Lack of maternity staff placing patients at potential risk in Blackpool

Blackpool Victoria Hospital has been recently inspected by the Care Quality Commission (CQC) with the inspector concluding that there are still serious concerns relating to patient safety in its maternity ward.

The CQC noted that while some improvements had been made within the hospital’s maternity services, the lack of available consultants and a shortage of midwives meant that significant improvements are still needed.

Delivering 3,000 babies a year, the findings are worrying raising questions around the safety of mothers and babies in a department that remains inadequately staffed.

Serious injuries suffered either during a pregnancy, or up to a baby’s delivery, can lead to the death of a baby or a baby suffering irreversible brain damage causing extensive lifelong disabilities.

In some cases, serious incidents could have been avoided with adequate medical care.
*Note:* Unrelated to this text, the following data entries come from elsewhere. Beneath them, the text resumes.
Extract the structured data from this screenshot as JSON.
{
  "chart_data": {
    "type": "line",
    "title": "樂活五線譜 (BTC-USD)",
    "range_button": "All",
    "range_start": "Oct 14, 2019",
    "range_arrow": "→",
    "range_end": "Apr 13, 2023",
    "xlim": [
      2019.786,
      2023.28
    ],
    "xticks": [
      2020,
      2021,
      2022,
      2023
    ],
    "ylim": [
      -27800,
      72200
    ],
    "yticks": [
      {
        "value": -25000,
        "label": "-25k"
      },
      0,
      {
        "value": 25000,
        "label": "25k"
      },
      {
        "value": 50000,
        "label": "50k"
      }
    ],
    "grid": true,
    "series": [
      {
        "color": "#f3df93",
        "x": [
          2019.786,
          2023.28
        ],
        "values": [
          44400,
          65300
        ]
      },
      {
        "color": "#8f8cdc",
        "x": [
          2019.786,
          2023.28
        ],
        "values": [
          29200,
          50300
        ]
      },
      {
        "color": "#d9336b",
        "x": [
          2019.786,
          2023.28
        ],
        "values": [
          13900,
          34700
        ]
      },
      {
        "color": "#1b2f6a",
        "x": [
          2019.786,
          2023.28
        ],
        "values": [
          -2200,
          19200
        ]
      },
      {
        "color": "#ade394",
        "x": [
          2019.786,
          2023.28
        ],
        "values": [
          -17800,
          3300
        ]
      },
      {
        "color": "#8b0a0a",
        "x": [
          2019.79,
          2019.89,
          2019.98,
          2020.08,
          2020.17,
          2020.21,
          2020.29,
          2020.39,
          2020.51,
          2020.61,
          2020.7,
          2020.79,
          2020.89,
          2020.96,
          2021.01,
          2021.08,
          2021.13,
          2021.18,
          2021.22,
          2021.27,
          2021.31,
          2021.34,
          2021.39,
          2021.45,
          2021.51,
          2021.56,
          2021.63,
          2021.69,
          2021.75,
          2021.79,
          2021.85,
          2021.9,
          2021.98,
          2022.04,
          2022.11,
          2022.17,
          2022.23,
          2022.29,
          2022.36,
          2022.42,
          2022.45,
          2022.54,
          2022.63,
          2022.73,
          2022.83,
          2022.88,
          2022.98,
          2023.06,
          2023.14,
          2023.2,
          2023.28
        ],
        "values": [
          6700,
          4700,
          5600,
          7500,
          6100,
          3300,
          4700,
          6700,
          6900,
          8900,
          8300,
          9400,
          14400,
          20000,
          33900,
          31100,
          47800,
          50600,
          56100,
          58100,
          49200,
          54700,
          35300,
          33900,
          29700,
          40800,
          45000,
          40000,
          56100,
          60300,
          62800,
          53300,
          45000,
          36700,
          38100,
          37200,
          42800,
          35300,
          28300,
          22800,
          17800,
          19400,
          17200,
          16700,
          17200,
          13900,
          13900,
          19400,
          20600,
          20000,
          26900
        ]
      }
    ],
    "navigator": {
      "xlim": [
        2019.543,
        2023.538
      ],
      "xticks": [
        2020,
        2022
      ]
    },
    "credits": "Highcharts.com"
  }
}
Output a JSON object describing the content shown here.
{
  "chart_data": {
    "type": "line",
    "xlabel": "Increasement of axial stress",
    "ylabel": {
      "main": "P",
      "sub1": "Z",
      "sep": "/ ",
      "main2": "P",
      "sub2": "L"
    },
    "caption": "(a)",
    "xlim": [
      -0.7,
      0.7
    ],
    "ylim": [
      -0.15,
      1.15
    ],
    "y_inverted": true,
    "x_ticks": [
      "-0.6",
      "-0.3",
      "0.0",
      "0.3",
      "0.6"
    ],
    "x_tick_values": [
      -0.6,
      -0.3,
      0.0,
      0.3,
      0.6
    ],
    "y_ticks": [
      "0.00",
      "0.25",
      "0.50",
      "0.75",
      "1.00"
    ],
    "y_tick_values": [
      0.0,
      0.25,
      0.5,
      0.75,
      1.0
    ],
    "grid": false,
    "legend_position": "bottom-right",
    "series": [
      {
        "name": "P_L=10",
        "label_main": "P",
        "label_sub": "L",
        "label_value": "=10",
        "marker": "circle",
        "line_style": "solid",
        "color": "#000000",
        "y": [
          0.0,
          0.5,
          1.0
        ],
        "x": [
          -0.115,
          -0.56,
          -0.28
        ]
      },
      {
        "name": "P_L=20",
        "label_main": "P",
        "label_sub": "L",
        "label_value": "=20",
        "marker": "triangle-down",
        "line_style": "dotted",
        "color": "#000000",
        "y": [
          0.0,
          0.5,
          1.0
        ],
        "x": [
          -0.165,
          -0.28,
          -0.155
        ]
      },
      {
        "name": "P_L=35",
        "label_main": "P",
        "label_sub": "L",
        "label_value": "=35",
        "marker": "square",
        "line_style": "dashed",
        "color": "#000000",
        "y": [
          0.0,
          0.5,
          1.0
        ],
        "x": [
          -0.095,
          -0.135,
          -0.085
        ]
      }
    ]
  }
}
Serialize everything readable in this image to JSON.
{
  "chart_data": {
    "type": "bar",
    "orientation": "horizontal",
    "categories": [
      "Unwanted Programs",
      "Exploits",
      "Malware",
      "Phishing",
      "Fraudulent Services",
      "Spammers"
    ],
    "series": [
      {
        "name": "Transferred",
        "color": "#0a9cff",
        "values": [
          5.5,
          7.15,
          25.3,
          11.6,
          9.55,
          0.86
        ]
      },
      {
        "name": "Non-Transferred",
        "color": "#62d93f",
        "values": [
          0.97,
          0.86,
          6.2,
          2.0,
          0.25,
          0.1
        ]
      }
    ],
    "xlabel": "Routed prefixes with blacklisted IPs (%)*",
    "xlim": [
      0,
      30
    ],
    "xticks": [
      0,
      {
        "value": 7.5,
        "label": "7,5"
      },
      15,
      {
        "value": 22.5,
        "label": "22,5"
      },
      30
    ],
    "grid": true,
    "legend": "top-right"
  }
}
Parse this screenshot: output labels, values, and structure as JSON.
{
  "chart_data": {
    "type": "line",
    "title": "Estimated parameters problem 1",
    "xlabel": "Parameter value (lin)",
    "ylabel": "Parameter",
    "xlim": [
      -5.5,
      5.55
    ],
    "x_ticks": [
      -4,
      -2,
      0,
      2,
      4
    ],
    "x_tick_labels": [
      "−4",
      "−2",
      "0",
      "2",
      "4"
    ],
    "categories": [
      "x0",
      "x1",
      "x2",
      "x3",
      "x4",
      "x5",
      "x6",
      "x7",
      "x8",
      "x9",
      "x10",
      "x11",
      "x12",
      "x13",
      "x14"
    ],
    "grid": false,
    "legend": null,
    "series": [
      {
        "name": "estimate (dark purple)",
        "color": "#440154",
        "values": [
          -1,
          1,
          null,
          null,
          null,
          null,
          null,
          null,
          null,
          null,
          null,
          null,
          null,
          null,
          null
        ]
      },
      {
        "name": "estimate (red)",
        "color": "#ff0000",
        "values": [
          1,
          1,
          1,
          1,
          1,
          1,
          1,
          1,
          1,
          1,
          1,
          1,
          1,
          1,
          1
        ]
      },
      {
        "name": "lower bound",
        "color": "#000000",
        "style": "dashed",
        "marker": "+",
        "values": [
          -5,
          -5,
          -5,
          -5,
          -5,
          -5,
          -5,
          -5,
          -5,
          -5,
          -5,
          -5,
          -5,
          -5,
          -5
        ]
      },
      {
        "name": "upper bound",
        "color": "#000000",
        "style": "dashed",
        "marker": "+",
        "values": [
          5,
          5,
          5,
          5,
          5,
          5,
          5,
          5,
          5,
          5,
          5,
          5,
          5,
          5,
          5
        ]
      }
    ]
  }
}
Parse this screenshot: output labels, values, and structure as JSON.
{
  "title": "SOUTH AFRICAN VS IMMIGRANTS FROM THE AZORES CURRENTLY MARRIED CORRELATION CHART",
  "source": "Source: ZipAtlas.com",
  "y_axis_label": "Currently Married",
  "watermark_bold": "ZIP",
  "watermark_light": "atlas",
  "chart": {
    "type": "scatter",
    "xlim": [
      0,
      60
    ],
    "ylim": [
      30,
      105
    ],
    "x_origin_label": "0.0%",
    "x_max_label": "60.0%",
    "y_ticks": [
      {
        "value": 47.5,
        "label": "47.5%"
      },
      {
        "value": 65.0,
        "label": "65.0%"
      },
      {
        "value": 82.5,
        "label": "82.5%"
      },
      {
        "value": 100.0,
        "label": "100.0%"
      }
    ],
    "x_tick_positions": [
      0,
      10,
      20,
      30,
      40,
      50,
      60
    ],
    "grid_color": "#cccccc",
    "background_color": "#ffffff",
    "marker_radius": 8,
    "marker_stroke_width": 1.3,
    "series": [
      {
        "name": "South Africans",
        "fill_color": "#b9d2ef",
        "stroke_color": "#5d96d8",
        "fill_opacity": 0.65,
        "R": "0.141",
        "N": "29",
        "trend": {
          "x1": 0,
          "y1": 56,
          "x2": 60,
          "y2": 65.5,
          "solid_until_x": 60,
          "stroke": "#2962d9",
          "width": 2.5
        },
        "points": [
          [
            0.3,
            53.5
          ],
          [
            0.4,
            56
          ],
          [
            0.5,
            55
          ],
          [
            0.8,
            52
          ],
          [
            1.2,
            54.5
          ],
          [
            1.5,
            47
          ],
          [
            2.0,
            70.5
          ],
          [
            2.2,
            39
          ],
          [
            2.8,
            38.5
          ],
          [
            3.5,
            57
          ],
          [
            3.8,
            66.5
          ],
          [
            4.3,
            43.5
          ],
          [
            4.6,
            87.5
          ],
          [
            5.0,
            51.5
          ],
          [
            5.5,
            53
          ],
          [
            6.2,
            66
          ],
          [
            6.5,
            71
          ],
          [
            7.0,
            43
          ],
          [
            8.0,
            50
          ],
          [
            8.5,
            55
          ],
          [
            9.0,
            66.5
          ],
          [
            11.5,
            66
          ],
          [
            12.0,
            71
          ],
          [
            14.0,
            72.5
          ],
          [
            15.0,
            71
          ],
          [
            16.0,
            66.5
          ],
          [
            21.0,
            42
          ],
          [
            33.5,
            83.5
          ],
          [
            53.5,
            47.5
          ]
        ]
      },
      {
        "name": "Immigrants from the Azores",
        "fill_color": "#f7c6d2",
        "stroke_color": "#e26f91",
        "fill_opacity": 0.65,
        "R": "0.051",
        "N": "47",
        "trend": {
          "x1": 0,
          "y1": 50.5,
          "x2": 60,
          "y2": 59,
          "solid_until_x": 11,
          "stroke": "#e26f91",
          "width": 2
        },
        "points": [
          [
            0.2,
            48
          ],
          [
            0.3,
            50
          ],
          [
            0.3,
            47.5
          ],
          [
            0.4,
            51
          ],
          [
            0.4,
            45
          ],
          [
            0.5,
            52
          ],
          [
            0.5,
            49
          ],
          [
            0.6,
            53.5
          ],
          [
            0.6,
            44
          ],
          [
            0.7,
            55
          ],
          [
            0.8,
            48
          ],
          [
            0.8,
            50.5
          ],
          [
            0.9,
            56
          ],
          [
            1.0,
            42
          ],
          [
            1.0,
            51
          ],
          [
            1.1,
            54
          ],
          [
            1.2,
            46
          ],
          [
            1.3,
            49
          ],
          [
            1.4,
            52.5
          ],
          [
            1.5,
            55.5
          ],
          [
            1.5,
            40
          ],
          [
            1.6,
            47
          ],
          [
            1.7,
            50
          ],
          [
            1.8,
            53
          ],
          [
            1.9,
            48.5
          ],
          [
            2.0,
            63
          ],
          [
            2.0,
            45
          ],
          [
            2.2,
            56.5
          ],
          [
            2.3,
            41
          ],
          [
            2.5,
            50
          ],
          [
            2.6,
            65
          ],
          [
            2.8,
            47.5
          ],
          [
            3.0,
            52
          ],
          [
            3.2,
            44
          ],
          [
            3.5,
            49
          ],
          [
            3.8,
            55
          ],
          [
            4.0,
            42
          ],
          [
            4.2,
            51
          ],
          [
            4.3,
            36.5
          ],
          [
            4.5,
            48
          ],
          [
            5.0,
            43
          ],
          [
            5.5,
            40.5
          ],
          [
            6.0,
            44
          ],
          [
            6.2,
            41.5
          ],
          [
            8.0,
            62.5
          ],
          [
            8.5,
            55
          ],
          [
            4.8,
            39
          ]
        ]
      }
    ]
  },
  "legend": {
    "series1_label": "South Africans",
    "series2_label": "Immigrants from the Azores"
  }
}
In maternity wards this means both mother and baby being carefully monitored throughout a pregnancy and up to a baby’s safe delivery.

Emergency situations can arise unexpectedly, even in low risk pregnancies, therefore the presence of an adequate number of on duty midwives and the availability of consultants is critical.

Timing is crucial if and when red flag symptoms present themselves such as signs that a baby is in distress on a CTG, the frequency of a baby’s movements reducing – or stopping entirely – or other signs that all is not as it should be.

Missed, or delayed, opportunities to respond to time critical situations can lead to catastrophic outcomes that change a family’s life forever.

In April 2025, the inquest into the death of baby Ayla Newton at Blackpool Victoria Hospital in February 2023 found that a delay in proceeding with a caesarean section following complications during labour had “materially contributed” to her death.

The inquest, held at Blackpool Coroner’s Court, found that an abnormal CTG showed that Ayla was in distress during labour. The midwives involved in the care of Ayla’s mum Shannon Lord raised repeated concerns with the locum consultant on duty at the time.

Their concerns were repeatedly ignored leading to a c-section being performed too late to prevent the devastating outcome.

Ayla’s sad case highlighted wider issues within the hospital including the consultant responsible for her care failing to follow national guidelines. He also failed to take heed of an abnormal CTG reading which signalled the need for time sensitive medical intervention.

The latest CQC finding means that many mothers will be anxious about having their baby delivered in Blackpool until meaningful and tangible improvements are made.

Ensuring that the maternity ward is adequately staffed is just one essential concern for the NHS Trust’s leadership team to address sooner rather than later.